On Friday, a first step forward was taken. Emmanuel Macron announced the organization of a “humanitarian operation” in Mariupol where 100,000 people – out of the 400,000 in the city before the war – would still be blocked. France, Turkey and Greece will be in charge. The president is to meet soon with Vladimir Putin to discuss the terms.
“I hope to be able to involve as many stakeholders as possible in this operation”, continued the Head of State, who wants to lead the evacuation “in the very next few days”. His advisers spoke with Vadim Boychenko, the mayor of Mariupol. Likewise, on Saturday, the French ambassador to Ukraine to talk about possible options on the ground.
At the same time, local authorities have accused Russia of deporting civilians to its territory. On Telegram, Thursday evening, Vadim Boychenko advanced the number of 15,000 inhabitants taken “by force” on board buses, as well as “the confiscation of Ukrainian passports” of inhabitants stuck there. The representative of the United Nations High Commissioner for Human Rights in Ukraine has not (yet) been able to verify these accusations.
Establishing a casualty toll is equally difficult, as the incessant shelling is hampering the work of rescuing and extricating those trapped under the rubble.
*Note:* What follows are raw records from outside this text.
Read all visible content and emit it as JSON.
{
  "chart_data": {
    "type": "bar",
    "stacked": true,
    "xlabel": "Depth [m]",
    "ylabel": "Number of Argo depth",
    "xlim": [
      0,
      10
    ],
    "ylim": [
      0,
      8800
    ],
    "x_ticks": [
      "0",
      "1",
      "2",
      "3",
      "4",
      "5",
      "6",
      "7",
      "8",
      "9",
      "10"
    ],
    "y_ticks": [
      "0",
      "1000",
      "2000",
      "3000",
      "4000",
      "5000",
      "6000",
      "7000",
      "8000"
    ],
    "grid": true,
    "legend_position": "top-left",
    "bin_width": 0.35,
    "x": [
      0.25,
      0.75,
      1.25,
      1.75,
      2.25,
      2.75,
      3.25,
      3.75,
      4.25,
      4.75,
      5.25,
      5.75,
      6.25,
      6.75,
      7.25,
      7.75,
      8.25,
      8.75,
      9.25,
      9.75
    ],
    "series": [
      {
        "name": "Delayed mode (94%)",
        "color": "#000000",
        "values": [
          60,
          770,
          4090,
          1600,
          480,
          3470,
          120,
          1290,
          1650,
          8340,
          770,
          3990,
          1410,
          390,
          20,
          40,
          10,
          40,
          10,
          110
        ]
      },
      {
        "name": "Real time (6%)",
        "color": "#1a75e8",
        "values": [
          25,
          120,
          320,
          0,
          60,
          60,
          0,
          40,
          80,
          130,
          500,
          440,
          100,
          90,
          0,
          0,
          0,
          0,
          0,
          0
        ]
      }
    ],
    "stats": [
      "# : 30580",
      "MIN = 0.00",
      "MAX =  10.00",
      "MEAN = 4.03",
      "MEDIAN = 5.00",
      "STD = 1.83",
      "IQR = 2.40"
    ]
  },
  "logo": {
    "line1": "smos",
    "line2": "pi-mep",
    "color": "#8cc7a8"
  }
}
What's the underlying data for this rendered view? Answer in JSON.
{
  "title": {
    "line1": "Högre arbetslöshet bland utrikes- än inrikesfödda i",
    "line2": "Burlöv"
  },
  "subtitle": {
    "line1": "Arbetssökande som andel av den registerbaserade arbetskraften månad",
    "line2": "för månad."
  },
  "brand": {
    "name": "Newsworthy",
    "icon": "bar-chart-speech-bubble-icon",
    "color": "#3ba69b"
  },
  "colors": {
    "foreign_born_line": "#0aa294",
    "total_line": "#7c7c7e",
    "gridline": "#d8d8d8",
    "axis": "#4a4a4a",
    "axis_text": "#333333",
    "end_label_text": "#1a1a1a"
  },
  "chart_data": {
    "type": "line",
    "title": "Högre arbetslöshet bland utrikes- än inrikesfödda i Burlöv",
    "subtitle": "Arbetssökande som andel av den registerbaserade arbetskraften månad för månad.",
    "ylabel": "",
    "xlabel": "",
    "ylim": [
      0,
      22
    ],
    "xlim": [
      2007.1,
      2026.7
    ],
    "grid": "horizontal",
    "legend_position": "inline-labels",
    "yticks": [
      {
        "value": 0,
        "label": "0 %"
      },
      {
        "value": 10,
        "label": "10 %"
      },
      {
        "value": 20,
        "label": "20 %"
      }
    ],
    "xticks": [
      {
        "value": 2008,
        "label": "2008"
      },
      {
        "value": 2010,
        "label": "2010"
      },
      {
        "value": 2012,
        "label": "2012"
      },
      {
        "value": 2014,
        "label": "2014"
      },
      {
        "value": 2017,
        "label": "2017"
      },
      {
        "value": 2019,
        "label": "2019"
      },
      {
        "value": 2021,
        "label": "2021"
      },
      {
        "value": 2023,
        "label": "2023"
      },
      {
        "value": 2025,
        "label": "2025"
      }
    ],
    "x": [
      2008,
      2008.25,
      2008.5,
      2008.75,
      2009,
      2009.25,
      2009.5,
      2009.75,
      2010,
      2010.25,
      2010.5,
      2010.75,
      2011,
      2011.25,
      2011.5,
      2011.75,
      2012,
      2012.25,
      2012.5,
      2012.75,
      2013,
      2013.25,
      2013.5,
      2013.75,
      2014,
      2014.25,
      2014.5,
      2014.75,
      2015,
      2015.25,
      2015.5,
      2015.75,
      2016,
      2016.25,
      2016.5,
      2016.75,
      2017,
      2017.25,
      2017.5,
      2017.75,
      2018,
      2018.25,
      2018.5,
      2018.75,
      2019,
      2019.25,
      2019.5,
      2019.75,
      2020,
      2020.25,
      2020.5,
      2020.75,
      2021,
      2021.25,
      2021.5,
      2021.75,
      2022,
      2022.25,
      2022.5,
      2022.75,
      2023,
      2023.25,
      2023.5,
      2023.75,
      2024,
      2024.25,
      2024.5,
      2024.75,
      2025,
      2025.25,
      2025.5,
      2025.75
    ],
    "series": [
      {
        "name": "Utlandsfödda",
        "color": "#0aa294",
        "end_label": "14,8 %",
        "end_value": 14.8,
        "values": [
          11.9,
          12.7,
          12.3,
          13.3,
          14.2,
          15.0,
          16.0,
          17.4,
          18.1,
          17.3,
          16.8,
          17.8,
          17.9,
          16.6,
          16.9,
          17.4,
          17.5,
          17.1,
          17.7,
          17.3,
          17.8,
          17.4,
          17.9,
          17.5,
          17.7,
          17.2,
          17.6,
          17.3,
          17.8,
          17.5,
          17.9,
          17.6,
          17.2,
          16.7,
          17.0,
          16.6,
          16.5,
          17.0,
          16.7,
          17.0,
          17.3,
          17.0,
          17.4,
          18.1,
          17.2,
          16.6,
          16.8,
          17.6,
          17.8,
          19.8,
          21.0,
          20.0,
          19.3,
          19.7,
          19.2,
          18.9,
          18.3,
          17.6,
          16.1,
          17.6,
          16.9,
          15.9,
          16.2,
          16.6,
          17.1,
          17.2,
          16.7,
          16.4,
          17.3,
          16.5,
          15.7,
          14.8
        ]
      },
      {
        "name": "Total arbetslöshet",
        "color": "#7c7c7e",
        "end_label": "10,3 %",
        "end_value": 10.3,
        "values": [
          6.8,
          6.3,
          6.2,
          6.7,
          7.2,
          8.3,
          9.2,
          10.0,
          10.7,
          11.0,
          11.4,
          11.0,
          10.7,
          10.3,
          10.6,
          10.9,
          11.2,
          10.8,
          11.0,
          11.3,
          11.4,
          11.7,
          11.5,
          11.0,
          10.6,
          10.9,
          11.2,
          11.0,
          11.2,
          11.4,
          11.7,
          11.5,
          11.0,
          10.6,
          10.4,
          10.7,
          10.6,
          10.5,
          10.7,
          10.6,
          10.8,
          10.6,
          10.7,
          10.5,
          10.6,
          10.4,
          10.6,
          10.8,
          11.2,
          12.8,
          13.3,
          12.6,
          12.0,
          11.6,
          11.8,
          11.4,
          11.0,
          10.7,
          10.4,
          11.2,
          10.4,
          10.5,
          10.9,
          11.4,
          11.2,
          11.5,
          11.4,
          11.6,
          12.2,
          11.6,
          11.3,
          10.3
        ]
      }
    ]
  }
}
But according to the latest count communicated by the town hall, at least 2,000 civilians have been killed since the start of the Russian invasion. Including about 300 only in the bombardment of the theater where hundreds of civilians had taken refuge, on March 16 – it is however a first assessment established by the municipality ten days after the facts and impossible to verify. “Many doctors have been killed. This means that all the survivors of the attack will die under the ruins of the theater, or are already dead”, also lamented on Facebookthe day after the attack, Ukrainian MP Serhiy Taruta.
Hired as a volunteer rescuer, the elected municipal official of Mariupol Katerina Soukhomlynova confirmed to AFP that it is “very difficult to count the dead”. She also recalled the still unknown fate of the 400 civilians who were in an art school, bombed on March 20. Such disasters make him say that the toll of civilians killed, given by the town hall, is largely underestimated. The local news site 0629.com.ua, for its part, collected the testimony of a survivor present in the theater during the bombardment, which subsequently managed to flee the city: “What we saw around us was blood and chaos.”